QioTec offers software platform services for an always-on Industrial Plant, to help customers configure optimized solutions that improve productivity and lower costs. The company lean start-up methodology allows customers rapidly to learn, identify high-value use cases and build prototypes to test business models, new markets, etc. with minimum risk and investment.
QioTec allows customers to fail fast, test assumptions and build minimum viable products that can scale rapidly. They believe that their unique combination of leading-edge open source Internet of Things, Cloud, Mobile and Big Data Technologies with proprietary IP can provide SaaS (software as a service) solutions with significantly improved adaptability, scalability, and cost-to-deliver relative to incumbent software providers.
QioTec was looking to deploy a solution for its customers with specific customizations. The existing deployment was complex and ran in multiple clusters/ instances with complex integration with other services. This setup used to take more than 4 – 5 weeks to make one environment available. QioTec wanted to reduce this time to less than a week so that the new customers can be on-boarded faster.
Another challenge that they faced, was to build a custom solution for log and event monitoring of these deployments. This was very important for QioTec team in order to support their multiple customers with a lean structure.
They were looking for partners who could help in automating the infrastructure deployment on AWS and manage the configuration and security.
The BlazeClan team of certified SAs conducted an exhaustive study of the system and charted out a roadmap for deploying this solution.
The team was deeply involved in building the solution for complete deployment automation and creating a unified dashboard for seamless monitoring of all the events and logs of different environments.
BlazeClan was involved in providing 2 major solutions to Qio tec:
QIO wanted to process the application logs and the OS logs. For which Blazeclan did the customised ELK stack configurations for QIO. For event logging and monitoring, since the log density/ volume was high and heterogeneous:
- Elastic search was used to process the log events and the custom plugin was built to define and monitor the thresholds.
- Kibana dashboards were customised to suit the requirements.
- Custom ELK was deployed in highly available mode with data being collected using CollectID agents.
DevOps based infrastructure automation:
QIO has a large customer base with different AWS account for each of their customer. Their infrastructure architecture was same across these customer. Due to this, whenever a new customer on boards, they required to set up same environment for them, however the number of servers could be different, depending upon the scale of these customer.
For each new instance launch, it had to pass through certain lifecycle rules, which has been defined by QIO. These rules included:
- The instance should have the latest version of the application.
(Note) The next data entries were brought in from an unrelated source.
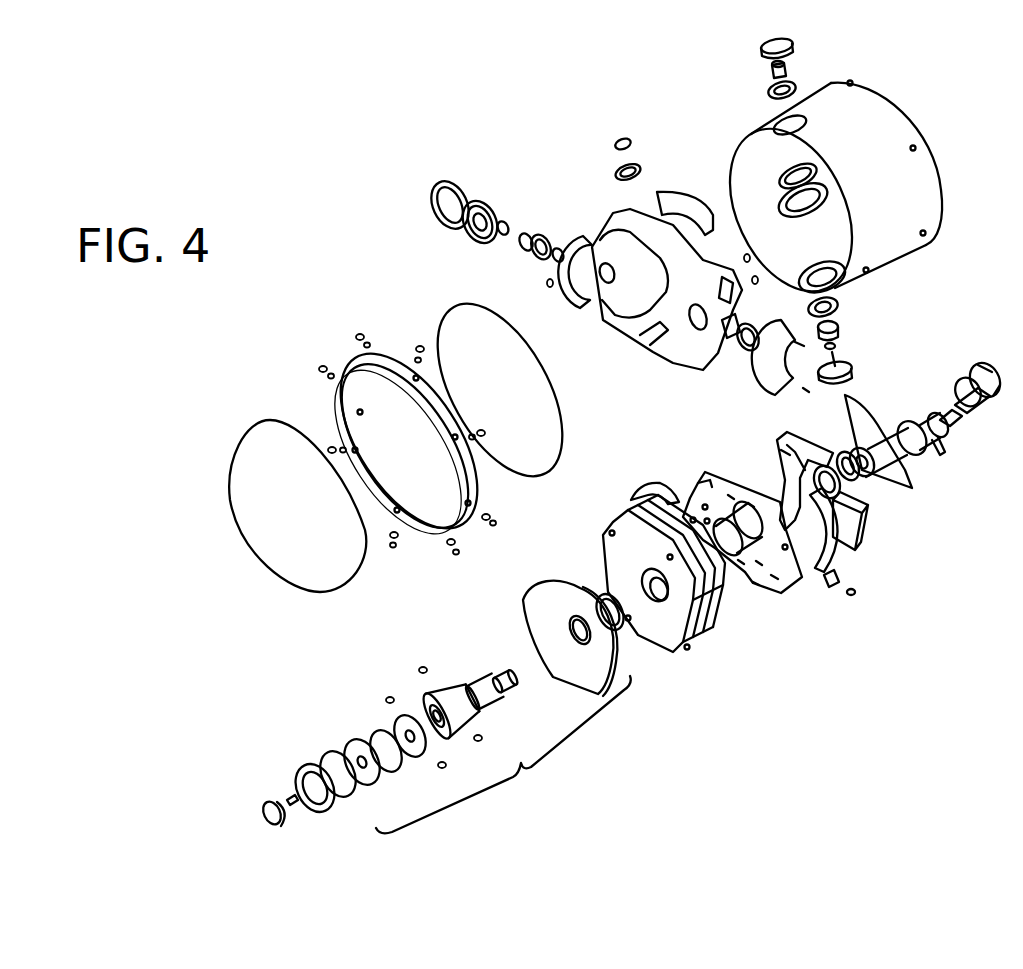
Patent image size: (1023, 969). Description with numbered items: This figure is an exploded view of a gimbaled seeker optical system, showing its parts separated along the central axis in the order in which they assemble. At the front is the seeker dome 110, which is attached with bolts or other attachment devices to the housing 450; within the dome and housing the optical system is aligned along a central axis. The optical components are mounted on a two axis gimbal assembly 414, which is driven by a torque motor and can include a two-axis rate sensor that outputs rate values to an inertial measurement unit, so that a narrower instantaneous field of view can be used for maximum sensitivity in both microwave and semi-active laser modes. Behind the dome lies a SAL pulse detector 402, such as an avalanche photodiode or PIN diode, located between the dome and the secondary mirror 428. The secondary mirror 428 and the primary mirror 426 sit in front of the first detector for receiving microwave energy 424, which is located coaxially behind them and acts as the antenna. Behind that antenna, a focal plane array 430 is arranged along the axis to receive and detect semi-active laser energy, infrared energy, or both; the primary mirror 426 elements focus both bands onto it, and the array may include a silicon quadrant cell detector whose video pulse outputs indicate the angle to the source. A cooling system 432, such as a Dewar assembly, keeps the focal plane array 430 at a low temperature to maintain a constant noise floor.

The seeker dome 110 is at (325, 590).
The two axis gimbal assembly 414 is at (577, 195).
The housing 450 is at (920, 167).
The first detector for receiving microwave energy 424 is at (671, 652).
The primary mirror 426 is at (566, 662).
The secondary mirror 428 is at (405, 762).
The SAL pulse detector 402 is at (275, 830).
The focal plane array 430 is at (913, 478).
The cooling system 432 is at (872, 470).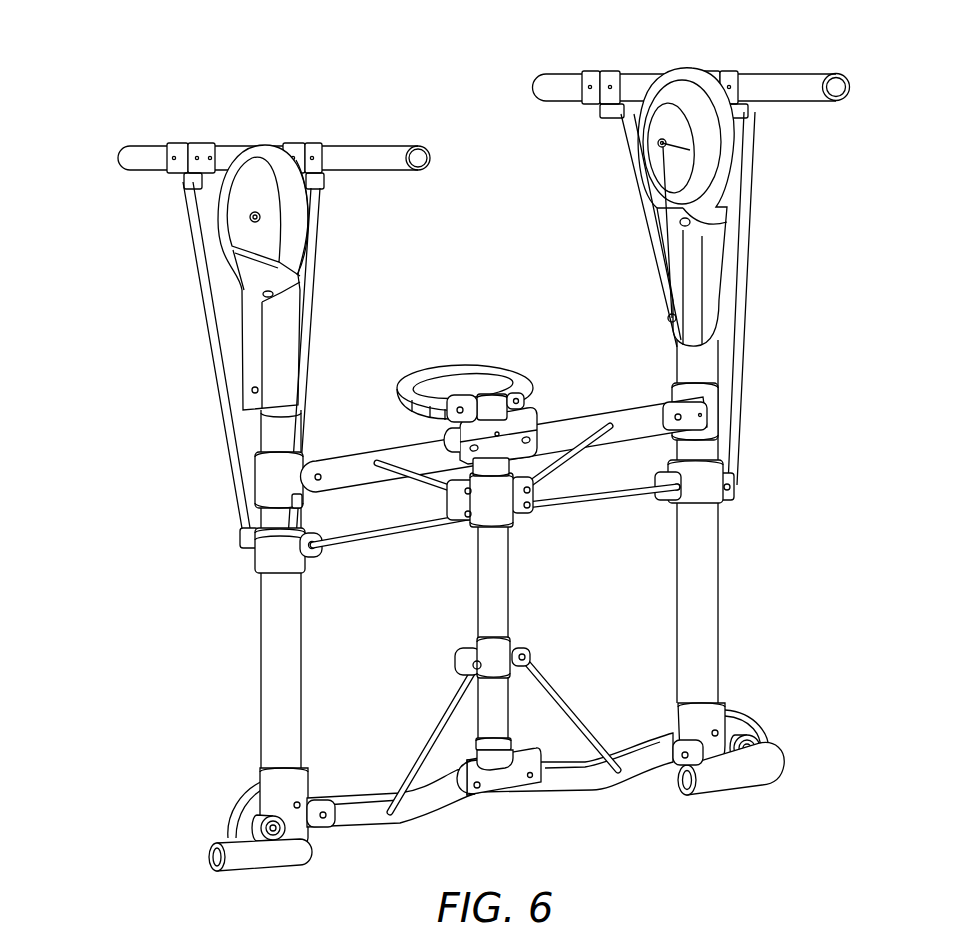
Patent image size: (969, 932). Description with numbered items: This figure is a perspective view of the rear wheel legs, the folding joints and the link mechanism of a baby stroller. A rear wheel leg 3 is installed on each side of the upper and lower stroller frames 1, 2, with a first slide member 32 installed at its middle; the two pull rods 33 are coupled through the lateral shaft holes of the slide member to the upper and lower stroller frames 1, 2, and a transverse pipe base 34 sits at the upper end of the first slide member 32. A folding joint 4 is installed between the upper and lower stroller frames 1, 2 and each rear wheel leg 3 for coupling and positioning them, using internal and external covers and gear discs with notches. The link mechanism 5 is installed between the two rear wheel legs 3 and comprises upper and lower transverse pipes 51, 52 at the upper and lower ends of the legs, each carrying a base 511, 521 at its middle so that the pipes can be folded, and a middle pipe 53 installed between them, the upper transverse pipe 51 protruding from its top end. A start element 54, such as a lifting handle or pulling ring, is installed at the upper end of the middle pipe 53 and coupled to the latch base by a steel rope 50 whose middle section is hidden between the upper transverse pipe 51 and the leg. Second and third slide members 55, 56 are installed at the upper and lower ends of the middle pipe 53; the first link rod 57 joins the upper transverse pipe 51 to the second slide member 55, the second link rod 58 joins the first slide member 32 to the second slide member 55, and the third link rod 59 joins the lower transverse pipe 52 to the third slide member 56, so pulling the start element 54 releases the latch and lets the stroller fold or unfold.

- It should have a hostname.
- It should have a DNS entry in Route53 private hosted zone.
- It should update the repositories whenever the instance comes into service.
- Automate reboot of instance if the repository update requires it.
DevOps in AWS
- BlazeClan’s team comprehended the need to adopt a DevOps based approach for infrastructure automation. They created templates for deploying each component of the infrastructure making it more flexible and scalable.
- Deployment/provisioning of QIO’s production, staging, and development environments on AWS was executed using AWS CloudFormation
- Ansible scripts were utilized as part of the Continuous Integration and Continuous Deployment process for automated deployments. The instances life cycle has been automated using Ansible scripts.
DevOps Flow Diagram
- Reduced Time to market: The company was able to onboard the customer within a weeks’ time as compared to the earlier cycle of 4-5 weeks.
- High availability: Successful deployment of the solution followed by 24/7 monitoring resulted in making the platform highly available for the company.
- Agility: With real-time monitoring of the platform and deep dive into log analytics, QioTec was able to perform faster root cause identification in the event of problems.
BlazeClan availed a number of AWS services to execute this project successfully.
- Amazon EC2 was used for compute capacity management for their application deployment. It helped in reducing the time required to spin up new server instances to minutes, allowing them to quickly scale capacity, both up and down, as per their requirement.
- Amazon RDS service was used to set up, operate and scale relational database and was mainly used for Postgres deployments.
- ELK stack was utilised for log aggregation and analytics. It is a combination of Elasticsearch (a NoSQL database and search server), Logstash (a log shipping and parsing service), and Kibana (a web interface that connects users with the Elasticsearch database and enables visualisation and search options for system operation users). It helped in providing a centralised and searchable repository for all infrastructure logs, thereby providing a unique and holistic insight to the customer.
- Amazon S3 was used to store and retrieve any amount of data from anywhere and everywhere.
- Amazon VPC helped in setting up the private network with AWS as it provided isolation and security.
- AWS CloudFormation was used in the production/development/UAT environments for mirroring purposes for automated deployments.
- Ansible scripts were utilised as part of the Continuous Integration and Continuous Deployment process for automated deployments. The instances life cycle has been automated using Ansible scripts.